La quête de la belle aux cheveux d’or

Il y avait à la cour du roi Marc quatre barons, les plus félons des hommes, qui haïssaient Tristan de male haine pour sa prouesse et pour le tendre amour que le roi lui portait. Et je sais bien vous redire leurs noms : Andret, Guenelon, Gondoïne et Denoalen ; or le duc Andret était, comme Tristan, un neveu du roi Marc. Connaissant que le roi méditait de vieillir sans enfants pour laisser sa terre à Tristan, leur envie s’irrita, et, par des mensonges, ils animaient contre Tristan les hauts hommes de Cornouailles : « Que de merveilles en sa vie ! disaient les félons ; mais vous êtes des hommes de grand sens, seigneurs, et qui savez sans doute en rendre raison.
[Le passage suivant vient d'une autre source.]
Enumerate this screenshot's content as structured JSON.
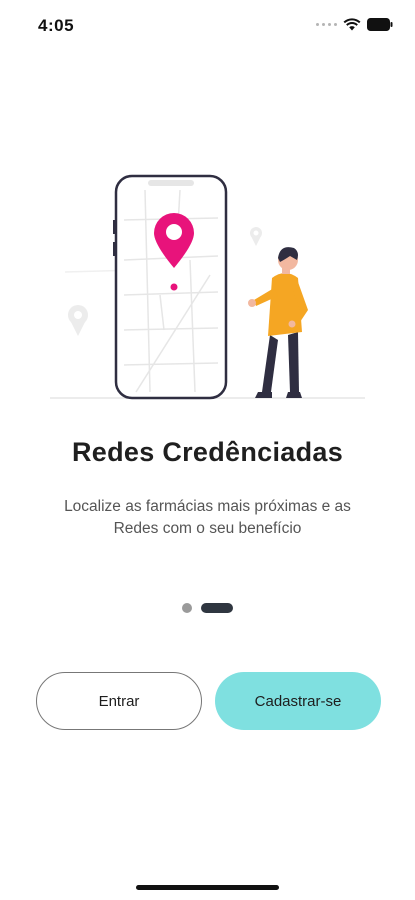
{
  "status_bar": {
    "time": "4:05",
    "icons": [
      "signal-icon",
      "wifi-icon",
      "battery-icon"
    ]
  },
  "illustration": {
    "description_icons": [
      "phone-map-illustration",
      "location-pin-icon",
      "person-illustration"
    ],
    "accent_color": "#e8137b"
  },
  "onboarding": {
    "title": "Redes Credênciadas",
    "subtitle": "Localize as farmácias mais próximas e as Redes com o seu benefício",
    "page_count": 2,
    "active_page": 2
  },
  "actions": {
    "login_label": "Entrar",
    "signup_label": "Cadastrar-se",
    "signup_color": "#7fe0e0"
  }
}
Qu’il ait triomphé du Morholt, voilà déjà un beau prodige ; mais par quels enchantements a-t-il pu, presque mort, voguer seul sur la mer ? Lequel de nous, seigneurs, dirigerait une nef sans rames ni voile ? Les magiciens le peuvent, dit-on. Puis, en quel pays de sortilège a-t-il pu trouver remède à ses plaies ? Certes, il est un enchanteur. Oui, sa barque était fée et pareillement son épée, et sa harpe est enchantée, qui chaque jour verse des poisons au cœur du roi Marc ! Comme il a su dompter ce cœur par puissance et charme de sorcellerie ! Il sera roi, seigneurs, et vous tiendrez vos terres d’un magicien ! ».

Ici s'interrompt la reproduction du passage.